ERIC, in fact, seems to be the most advanced clearinghouse I’ve found. Of course, it’s been in operation thirty years, in various forms. Whether it provides a model of what feminists would want from a clearinghouse is another matter. I wasn’t able to find any full-developed feminist clearinghouse, as such, although there were a few contenders.
The Feminist Curricular Resources Clearinghouse at
www.law.indiana.edu/fcrc/fcrc.html
a site dedicated to resources related to teaching about feminism and law, might yet develop into a model site.

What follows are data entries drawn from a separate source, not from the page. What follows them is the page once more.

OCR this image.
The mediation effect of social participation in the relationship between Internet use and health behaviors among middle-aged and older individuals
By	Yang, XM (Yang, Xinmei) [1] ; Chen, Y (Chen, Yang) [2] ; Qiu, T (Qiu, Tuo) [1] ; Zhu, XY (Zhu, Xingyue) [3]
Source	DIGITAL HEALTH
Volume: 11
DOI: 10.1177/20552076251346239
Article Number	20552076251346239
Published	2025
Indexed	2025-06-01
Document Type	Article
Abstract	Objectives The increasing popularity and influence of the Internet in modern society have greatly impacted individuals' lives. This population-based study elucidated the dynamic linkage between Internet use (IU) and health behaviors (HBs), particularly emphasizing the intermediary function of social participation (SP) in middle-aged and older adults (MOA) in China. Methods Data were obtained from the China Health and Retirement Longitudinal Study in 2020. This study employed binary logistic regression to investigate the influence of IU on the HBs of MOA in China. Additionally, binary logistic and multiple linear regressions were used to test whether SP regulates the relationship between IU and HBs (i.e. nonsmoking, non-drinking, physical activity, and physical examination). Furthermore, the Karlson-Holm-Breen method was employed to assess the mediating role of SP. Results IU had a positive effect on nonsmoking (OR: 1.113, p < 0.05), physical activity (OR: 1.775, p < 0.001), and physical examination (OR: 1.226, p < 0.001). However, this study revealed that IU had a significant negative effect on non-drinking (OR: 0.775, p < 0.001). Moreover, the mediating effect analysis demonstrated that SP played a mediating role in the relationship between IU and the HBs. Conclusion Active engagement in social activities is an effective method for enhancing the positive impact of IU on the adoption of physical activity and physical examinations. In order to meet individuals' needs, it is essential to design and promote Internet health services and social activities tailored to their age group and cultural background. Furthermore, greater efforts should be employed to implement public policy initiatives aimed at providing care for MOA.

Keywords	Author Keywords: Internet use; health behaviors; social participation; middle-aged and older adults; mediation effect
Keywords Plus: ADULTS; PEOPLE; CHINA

Right now it offers a short list of resources, indexed by both author and subject, a search engine, and a discussion forum or BBS. Neat, but still a fledgling.

The Breast Cancer Information Clearinghouse at
nysernet.org/bcic
offers indexes, a search engine, and lists of hotlines and local breast cancer support groups — another way to warm up the cool medium of the Internet by providing human contact.

The Sapient Health Network at
www.shn.net/
not only offers an autobot to respond to questionnaire forms by serving up archived documents on various health topics — it also stores the questionnaires so they are available to SHN researchers who want to gather information on certain health topics. In other words, an inquiry on, say, menopause, may lead to a polite email invitation to participate in a survey about particular aspects of menopause. That kind of thoroughness might be a little bit too interactive for some.

For all the advantages of gathering as much information as possible into one site, clearinghouses can be overwhelming in the sheer volume of material they collect. Bigger is not necessarily better. Nor is bigness a goal of the feminist vision in any other aspect of information gathering or sharing. Indeed, women often face limited access to resources, and may start online with slow, low-tech equipment which would restrict new users to email or small websites.

Efficient, women-friendly search engines might prove just as useful for feminist research as the clearinghouse model. Easily accessible, affordable women’s networks might be another way to go. The clearinghouse model may well be adaptable to feminist philosophy — and frankly, may be easier to find funding to build - but IMO, women need to think hard about what we expect to get from clearinghouses before we invest a lot of energy in building massive sites.